According to fresh statistics from market analyst IDC, Apple's share of the worldwide tablet market sits at 24.6 percent, down from 25.9 percent in the first quarter of 2016. As noted by Apple on Tuesday, iPad sales hit 8.9 million units for the three-month period ending in March, a figure down 13 percent on a year-over-year basis.
Samsung also felt the pinch of contracting tablet demand with a negative 1.1 percent growth rate on the year. The Korean tech giant shipped 6 million units to take a 16.5 percent share of the market during the first quarter, up from 15.2 percent in 2016.
Chinese upstart Huawei was the only top-five vendor to show growth in the March quarter with shipments of 2.7 million units, good enough for a 7.4 percent stake of the overall market. The finish, driven by the firm's decision to sell both Android and Windows devices, was up 31.7 percent compared to last year.
Amazon and Lenovo round out the list in fourth and fifth place, respectively. Amazon shipped 2.2 million Fire tablets to capture a 6 percent marketshare, while Lenovo managed 2.1 million units for a 5.7 percent share of the market.
Overall tablet shipments declined 8.5 percent to 36.2 million units over quarter one, the tenth straight quarter of declines for the ailing segment.
With iPad down in March, Apple has suffered 13 consecutive quarters of year-over-year sales declines. During the company's earnings conference call this week, CEO Tim Cook said sell-through was ahead of internal expectations, noting U.S. sales were up year-over-year.
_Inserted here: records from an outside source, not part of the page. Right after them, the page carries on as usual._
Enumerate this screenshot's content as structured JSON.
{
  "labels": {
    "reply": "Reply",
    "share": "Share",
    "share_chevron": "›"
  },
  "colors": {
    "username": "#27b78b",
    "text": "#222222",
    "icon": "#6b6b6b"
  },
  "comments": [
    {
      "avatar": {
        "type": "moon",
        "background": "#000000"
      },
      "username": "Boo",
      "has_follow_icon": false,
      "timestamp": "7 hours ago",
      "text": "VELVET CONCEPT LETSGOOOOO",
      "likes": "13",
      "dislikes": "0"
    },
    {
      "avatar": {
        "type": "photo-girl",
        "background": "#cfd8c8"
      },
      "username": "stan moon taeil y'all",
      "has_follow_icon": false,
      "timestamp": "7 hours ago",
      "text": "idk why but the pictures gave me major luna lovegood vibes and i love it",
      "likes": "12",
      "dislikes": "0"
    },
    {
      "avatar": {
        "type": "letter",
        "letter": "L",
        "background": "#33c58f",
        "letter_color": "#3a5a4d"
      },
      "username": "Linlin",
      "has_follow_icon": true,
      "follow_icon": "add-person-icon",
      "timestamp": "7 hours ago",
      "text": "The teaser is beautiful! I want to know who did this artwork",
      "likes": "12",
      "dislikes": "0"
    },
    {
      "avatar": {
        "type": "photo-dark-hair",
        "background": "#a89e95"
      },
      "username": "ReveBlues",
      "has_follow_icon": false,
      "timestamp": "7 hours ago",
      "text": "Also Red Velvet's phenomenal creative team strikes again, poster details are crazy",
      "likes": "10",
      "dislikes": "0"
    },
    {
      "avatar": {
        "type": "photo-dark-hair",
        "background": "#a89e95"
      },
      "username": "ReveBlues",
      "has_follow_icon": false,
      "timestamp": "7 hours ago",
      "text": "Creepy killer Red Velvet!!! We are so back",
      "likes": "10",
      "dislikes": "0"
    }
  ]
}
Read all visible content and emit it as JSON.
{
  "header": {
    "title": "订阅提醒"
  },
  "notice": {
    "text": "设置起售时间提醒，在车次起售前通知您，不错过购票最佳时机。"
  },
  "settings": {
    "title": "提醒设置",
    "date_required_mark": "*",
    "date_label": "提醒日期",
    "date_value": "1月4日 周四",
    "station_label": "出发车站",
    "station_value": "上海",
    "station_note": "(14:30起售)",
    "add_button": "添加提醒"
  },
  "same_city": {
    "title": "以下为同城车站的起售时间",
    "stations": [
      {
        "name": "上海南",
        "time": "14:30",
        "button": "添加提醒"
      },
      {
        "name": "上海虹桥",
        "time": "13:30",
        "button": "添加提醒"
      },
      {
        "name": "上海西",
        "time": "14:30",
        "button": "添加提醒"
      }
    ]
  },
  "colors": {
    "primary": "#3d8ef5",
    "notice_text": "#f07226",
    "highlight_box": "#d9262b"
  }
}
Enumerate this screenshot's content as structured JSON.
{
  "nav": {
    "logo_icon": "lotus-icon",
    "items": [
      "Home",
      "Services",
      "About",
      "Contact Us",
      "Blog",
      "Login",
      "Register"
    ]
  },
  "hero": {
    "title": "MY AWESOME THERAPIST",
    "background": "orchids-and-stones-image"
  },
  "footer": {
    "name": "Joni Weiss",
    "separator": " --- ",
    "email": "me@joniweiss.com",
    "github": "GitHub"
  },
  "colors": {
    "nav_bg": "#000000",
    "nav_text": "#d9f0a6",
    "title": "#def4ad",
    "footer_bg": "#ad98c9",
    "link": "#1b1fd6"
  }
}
Apple is looking for ways to drive iPad upgrades, traditionally a difficult proposition, while at the same time enticing new buyers.
Last March, the company launched a 9.7-inch iPad Pro with Apple Pencil support, which joined the 12.9-inch iPad Pro debuted in September 2015. Successor models are rumored for release in the near future.
Addressing the entry-level market, Apple launched a low-cost 9.7-inch iPad in March to replace the outgoing iPad Air 2. Cook said customer response to the $329 tablet has been "excellent," but failed to break out detailed numbers.